How many people are going to get the axe in favor of AI?

Be Evil

Google has laid off more than a thousand people since January 10 — and according to CEO Sundar Pichai, there will be more firings in the future as the company pushes forward with its AI pivot.

"We have ambitious goals and will be investing in our big priorities this year," Pichai told Google's staff in a company-wide email reviewed by The Verge. "The reality is that to create the capacity for this investment, we have to make tough choices."

Those layoffs, as prior reporting from Business Insider and Axios indicates, took place across several departments.

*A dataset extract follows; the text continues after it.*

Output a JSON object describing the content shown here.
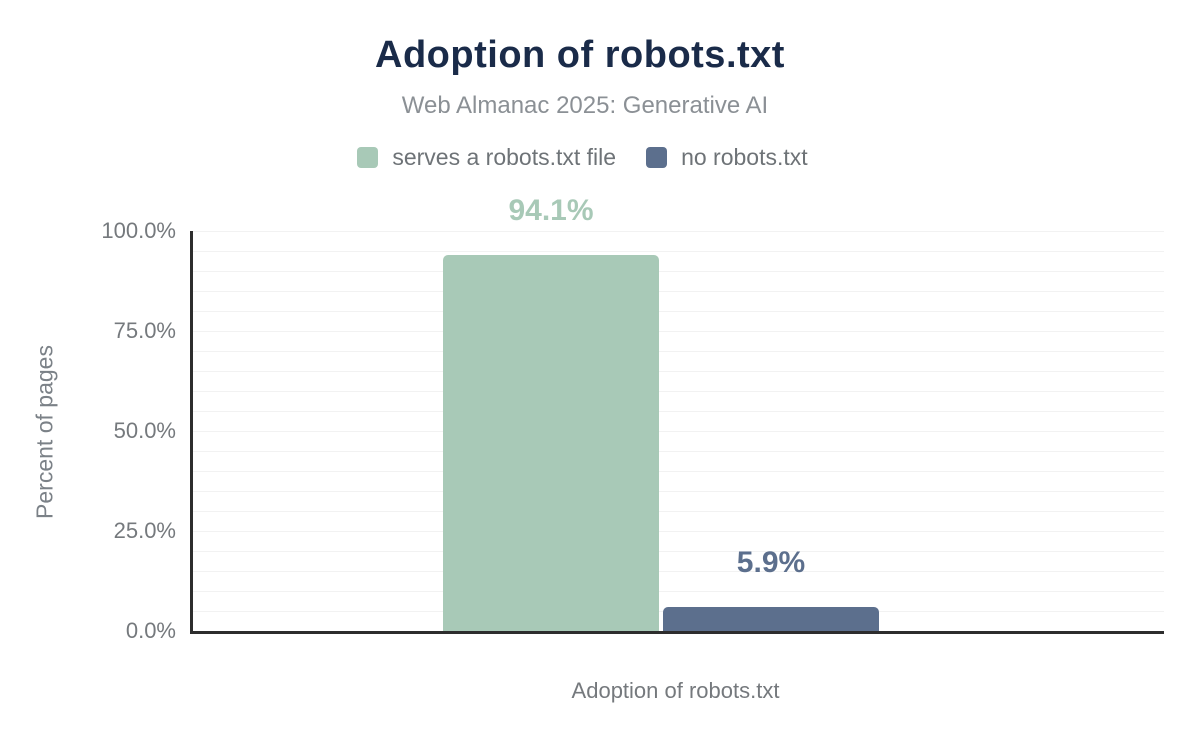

Hundreds were in the company's advertising and customer sales teams, while others impacted the Google Assistant, Fitbit, and hardware verticals.

In the more recent memo, the CEO said that although the more recent and forthcoming "role eliminations" will not be "at the scale of last year’s reductions" — a reference to the 12,000 jobs Google cut around this time last year — the company will continue down the path of "removing layers to simplify execution and drive velocity in some areas."

Heel Turn

Google's forthcoming "layer-removal" comes on the heels of the company's tumultuous 2023, which along with the 12,000 cuts at the beginning of the year saw it pivot to AI much like its peers and competitors.

Indeed, as the New York Times reported based on insider interviews late last year, the company's pivot to AI was made hastily as OpenAI's ChatGPT — and its alliance with Microsoft — threatened to leave more established tech players else in its dust.

Just before Christmas 2022, the NYT's reporting explains, the company's top lawyer summoned executives to deliver a directive: that their teams were to drop whatever they had previously been working on and begin developing a slate of AI products immediately, per Pichai's orders. Just over a month later, those 12,000 employees were axed, and now we appear to be seeing the continued toll of that rapid decision-making process.

As Axios aptly pointed out in its own analysis of the 2024 Google layoffs, it seems less that people are being replaced by AI itself and more that they are being replaced with smaller teams of people who are good with the technology as the company adjusts course.

It's hard to say how those AI-adept new workers feel about their roles, but it seems likely they're essentially building the tech that will eventually replace them — and that can't feel good.